Transurban Group is one company that seems to get the message. 

You can bet its board is thinking PAITREO should the company tap the equity markets for development projects including the $3.5 billion to $4 billion West Gate Tunnel project and should it be successful in seeking to buy NSW's WestConnex roads project. 

Chief executive Scott Charlton didn't shy away from the potential equity requirements on Tuesday, telling analysts that his board had taken a conservative approach to its balance sheet in the past and asked securityholders to chip in to fund growth projects. 

And he said he couldn't see any reason why it would be different this time around, even if Transurban may be able to fund something like West Gate using only debt.

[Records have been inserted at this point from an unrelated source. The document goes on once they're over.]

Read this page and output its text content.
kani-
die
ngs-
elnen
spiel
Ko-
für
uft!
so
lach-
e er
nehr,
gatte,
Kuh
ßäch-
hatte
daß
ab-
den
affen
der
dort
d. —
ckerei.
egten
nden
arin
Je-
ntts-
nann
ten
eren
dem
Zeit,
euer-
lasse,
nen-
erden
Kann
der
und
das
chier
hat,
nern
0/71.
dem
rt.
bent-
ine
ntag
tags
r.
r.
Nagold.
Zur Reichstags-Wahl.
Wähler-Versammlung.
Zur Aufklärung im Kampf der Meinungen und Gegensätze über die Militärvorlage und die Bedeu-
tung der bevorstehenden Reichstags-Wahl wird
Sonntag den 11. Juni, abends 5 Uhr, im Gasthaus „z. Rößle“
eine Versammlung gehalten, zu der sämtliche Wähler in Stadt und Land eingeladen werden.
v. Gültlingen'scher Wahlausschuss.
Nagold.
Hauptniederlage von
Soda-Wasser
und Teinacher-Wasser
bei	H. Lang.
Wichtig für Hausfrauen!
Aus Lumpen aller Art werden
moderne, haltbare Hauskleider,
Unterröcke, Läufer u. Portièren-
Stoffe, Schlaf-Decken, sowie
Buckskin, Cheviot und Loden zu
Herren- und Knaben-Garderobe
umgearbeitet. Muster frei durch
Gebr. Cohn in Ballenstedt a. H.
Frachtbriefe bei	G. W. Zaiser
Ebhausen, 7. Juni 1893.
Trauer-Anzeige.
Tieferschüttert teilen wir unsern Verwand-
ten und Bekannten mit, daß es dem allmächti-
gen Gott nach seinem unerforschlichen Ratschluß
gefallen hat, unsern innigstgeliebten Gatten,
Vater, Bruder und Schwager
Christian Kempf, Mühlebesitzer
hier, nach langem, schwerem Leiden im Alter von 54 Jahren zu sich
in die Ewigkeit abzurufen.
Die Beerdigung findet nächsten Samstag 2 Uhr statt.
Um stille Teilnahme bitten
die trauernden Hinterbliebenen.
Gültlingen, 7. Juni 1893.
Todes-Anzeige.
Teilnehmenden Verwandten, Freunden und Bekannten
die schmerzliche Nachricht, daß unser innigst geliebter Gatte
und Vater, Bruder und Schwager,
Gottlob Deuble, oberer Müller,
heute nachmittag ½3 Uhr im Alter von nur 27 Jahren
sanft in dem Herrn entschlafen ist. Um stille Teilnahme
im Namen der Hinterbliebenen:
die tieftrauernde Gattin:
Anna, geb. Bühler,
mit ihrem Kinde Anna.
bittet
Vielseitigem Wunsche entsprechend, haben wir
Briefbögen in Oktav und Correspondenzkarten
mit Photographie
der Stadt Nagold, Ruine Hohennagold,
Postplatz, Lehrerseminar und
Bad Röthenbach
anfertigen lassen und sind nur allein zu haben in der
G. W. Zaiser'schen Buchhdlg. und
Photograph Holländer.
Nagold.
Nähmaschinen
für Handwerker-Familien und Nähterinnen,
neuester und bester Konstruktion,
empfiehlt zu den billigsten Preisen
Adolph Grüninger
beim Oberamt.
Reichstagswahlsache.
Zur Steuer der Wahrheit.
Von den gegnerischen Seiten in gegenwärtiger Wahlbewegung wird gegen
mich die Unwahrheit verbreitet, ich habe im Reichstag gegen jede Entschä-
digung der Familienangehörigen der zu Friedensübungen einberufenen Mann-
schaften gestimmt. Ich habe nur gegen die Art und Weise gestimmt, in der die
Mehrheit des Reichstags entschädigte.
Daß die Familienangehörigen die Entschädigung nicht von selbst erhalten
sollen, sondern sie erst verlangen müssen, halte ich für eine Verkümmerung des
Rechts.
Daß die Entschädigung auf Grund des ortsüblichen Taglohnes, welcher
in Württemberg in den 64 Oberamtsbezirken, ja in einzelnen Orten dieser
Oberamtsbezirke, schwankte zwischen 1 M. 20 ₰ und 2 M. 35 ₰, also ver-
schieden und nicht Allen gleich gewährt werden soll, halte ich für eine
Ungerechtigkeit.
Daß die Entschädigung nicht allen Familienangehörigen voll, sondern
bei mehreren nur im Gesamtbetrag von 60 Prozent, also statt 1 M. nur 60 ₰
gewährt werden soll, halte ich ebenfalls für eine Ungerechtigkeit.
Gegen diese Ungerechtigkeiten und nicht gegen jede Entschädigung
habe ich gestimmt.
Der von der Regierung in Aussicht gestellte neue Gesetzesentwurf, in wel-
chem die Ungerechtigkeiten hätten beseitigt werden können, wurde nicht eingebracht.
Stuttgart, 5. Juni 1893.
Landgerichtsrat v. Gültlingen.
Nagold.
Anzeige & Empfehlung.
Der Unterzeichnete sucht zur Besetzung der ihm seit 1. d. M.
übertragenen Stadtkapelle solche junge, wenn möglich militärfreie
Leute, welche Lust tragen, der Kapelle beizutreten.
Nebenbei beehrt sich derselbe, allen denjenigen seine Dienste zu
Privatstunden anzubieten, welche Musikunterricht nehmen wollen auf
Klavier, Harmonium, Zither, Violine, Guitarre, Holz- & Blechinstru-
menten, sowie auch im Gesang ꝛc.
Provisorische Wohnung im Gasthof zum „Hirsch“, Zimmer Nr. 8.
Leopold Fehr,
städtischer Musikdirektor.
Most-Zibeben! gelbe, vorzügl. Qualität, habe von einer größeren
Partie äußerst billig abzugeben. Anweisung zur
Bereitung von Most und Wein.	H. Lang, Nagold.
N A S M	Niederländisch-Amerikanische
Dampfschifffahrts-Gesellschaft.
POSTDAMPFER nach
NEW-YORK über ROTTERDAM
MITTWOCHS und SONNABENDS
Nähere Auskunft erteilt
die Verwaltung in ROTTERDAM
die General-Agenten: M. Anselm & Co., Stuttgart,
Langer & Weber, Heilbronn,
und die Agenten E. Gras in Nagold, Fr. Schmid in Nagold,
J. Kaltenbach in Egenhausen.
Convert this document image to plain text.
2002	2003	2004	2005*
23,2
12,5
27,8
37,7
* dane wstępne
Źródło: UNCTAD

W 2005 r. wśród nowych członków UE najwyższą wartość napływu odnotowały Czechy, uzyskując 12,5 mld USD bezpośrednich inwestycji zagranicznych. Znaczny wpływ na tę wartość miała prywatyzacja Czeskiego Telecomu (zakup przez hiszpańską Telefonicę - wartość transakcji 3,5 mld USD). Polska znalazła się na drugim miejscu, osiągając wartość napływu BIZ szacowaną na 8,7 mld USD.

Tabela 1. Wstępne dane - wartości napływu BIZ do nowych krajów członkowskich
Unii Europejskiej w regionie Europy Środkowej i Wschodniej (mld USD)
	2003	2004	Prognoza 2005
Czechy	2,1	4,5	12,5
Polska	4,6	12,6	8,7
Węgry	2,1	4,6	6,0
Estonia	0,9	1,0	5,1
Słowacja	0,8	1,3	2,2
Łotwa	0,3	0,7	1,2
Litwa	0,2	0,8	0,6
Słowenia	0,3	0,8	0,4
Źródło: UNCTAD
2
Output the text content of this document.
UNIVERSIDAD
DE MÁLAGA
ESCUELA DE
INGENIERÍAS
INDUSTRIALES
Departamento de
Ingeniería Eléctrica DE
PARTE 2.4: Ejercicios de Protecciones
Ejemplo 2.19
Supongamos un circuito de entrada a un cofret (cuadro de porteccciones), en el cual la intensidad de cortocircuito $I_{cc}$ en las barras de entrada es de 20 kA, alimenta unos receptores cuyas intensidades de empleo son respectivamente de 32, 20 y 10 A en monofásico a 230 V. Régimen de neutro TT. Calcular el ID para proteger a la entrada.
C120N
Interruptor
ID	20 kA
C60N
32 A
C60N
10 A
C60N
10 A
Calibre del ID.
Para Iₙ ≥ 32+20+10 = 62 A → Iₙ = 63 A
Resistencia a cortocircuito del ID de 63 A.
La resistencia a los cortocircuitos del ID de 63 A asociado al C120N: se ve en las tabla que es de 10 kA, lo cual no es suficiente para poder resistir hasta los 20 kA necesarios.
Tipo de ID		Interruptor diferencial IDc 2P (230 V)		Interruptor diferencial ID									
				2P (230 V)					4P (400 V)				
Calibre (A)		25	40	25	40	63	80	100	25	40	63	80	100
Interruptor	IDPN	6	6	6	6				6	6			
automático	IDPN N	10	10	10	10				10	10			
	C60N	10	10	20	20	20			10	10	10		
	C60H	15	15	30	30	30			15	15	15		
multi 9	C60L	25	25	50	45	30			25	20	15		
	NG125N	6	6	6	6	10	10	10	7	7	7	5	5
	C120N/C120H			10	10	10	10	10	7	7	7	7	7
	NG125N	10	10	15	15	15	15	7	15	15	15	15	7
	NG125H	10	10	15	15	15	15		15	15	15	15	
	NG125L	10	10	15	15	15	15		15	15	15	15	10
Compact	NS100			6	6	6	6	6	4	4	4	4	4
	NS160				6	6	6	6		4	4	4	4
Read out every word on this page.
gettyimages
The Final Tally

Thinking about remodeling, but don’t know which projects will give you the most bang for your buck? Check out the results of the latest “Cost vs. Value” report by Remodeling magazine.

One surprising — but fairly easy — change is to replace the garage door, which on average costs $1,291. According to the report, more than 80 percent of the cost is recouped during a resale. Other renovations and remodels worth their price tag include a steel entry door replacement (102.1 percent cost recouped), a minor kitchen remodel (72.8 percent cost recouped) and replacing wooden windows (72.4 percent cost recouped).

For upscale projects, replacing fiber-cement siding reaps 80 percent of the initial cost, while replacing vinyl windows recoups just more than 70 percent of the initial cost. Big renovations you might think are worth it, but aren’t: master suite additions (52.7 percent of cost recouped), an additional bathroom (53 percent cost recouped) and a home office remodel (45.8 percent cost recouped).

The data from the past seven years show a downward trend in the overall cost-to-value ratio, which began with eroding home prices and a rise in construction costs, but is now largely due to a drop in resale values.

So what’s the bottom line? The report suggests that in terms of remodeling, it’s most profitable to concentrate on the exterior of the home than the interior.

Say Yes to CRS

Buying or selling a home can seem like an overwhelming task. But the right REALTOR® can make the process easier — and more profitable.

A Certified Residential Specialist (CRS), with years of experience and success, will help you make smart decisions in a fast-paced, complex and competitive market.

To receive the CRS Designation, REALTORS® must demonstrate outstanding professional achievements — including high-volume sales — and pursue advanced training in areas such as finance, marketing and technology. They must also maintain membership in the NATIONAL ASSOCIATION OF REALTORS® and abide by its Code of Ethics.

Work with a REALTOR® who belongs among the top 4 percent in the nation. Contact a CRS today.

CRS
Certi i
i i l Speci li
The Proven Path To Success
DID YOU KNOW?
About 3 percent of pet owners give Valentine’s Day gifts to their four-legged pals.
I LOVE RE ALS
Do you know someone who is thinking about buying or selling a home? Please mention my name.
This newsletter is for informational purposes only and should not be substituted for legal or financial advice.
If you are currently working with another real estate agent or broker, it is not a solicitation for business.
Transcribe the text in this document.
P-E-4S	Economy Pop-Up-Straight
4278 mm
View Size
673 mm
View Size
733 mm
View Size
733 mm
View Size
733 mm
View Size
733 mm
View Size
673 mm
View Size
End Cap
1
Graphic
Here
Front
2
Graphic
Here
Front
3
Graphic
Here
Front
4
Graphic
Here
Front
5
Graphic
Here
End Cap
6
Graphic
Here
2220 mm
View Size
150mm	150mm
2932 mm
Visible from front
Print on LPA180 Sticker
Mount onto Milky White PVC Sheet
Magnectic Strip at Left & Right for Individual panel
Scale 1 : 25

Which, in Charlton's words, make it more likely than not that Transurban will come to market at some point. 

The question is just a matter of when and for how much. 

The PAITREO is widely seen as the most friendly raising structure for retail shareholders, who have the option of selling their right to new shares soon after the deal is announced. 

Transurban last used the structure in November 2015 when it raised $1.025 billion to buy Brisbane's AirportLinkM7.